My question/story is this: two years ago I broke ground on a startup. We planned and planned, raised some funds and broke ground writing code. Two years later we put $250k into the business, have some good people involved, have some revenue (less than $10k), and about 4,500 users. We have a couple proposals out to some F500 companies, and if we close them we'll be off to the races.
I have been Founder & CEO (and every other position in the book) during this time period, and recently, a CFO/COO of another large software company wants to get involved as CEO. He has experience and connections and grew his other software company to $40mm/year biz.
This is our offer, is it fair?
2% up front, 8% vested out over 4 years. The equity vests on company/fundraising milestones. He'd be paid $8k/mo when we raise $500k, and 6 months later we would discuss a raise if all is going well.
Please let me know, I have no idea.
Founder Founders Compensation Stock Options CEO
Of note : an experienced large company person may not have the correct skillset to run a startup. I know some may disagree, but it is one thing to have a staff / secretary / expense account, and quite another to have to sweep the floors before you leave the building every night (because no one else will do it).
I would take a look at the vesting - any reason why a 1 year cliff isn't in place? Performance vested and Performance accelerated vesting are considerations - but you may want to keep these incentive type programs separate and distinct from the standard options. Repurchase agreement and double-trigger clauses should also be spelled out.
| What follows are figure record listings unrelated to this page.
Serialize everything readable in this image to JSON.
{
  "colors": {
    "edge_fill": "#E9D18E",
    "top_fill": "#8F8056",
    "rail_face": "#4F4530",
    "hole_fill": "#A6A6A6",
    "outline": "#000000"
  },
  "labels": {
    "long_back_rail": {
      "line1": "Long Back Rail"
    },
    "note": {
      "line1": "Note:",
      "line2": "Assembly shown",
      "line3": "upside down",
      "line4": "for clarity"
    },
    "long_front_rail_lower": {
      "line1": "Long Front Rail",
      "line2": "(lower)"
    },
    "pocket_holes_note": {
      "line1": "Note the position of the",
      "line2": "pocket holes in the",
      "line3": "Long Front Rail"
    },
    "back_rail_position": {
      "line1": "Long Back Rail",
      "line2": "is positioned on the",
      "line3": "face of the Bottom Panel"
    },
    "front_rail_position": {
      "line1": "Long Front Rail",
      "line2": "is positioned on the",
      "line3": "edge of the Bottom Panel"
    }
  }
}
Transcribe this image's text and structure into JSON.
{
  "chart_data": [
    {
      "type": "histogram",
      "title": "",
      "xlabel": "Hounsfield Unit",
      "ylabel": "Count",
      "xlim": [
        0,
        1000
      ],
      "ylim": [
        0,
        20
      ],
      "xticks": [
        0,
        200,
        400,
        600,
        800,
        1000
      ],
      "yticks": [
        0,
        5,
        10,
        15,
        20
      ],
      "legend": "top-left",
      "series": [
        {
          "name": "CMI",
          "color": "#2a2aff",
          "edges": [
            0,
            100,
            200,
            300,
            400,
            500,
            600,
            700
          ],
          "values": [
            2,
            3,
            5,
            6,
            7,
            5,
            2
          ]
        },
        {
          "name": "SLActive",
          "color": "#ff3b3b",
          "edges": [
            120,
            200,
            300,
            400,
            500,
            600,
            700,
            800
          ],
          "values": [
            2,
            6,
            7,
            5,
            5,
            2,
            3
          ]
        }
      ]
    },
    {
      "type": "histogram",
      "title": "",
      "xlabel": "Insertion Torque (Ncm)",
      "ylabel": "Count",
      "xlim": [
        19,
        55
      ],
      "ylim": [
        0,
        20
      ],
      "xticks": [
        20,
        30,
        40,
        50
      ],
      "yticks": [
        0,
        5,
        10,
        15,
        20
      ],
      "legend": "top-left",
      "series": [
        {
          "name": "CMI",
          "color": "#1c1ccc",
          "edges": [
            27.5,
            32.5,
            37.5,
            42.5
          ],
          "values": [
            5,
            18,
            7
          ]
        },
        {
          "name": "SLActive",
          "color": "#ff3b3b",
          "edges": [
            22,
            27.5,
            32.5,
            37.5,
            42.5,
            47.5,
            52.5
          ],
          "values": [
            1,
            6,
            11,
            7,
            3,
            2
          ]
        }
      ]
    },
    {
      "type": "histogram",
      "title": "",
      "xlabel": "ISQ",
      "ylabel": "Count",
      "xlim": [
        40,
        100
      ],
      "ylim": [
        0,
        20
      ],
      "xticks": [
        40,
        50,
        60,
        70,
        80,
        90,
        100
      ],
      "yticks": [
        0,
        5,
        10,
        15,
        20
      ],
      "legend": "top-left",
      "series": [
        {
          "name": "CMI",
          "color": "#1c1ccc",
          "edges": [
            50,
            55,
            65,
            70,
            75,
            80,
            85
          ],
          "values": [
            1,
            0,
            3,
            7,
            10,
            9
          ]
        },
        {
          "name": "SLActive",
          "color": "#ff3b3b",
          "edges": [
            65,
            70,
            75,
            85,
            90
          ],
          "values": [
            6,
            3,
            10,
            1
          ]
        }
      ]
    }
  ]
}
I would also be wary of issuing shares at the start - it's risky, since you likely don't know if things are going to work out - and if it doesn't, then you have an non-participant with 2% ownership.
So You are NOT paying this person who you think has the potential to run your company anything until it raises $500k. Why would he/she do that? Who is taking all the risk here. You or the prospective CEO. If he or she is as capable as you believe then they must be putting a hold on other avenues that they could travel.
The offering for a position that has a guaranteed salary and then offering shares is a lot different that offering a person a position with no salary and no guarantee. I wouldn't touch it for your offering.
And I agree with jimg. A start up CEO is much different than an an expansion CEO. Start up CEO generally would have a lower cash position but a higher equity position. An expansion CEO would generally have a higher cash position and less equity.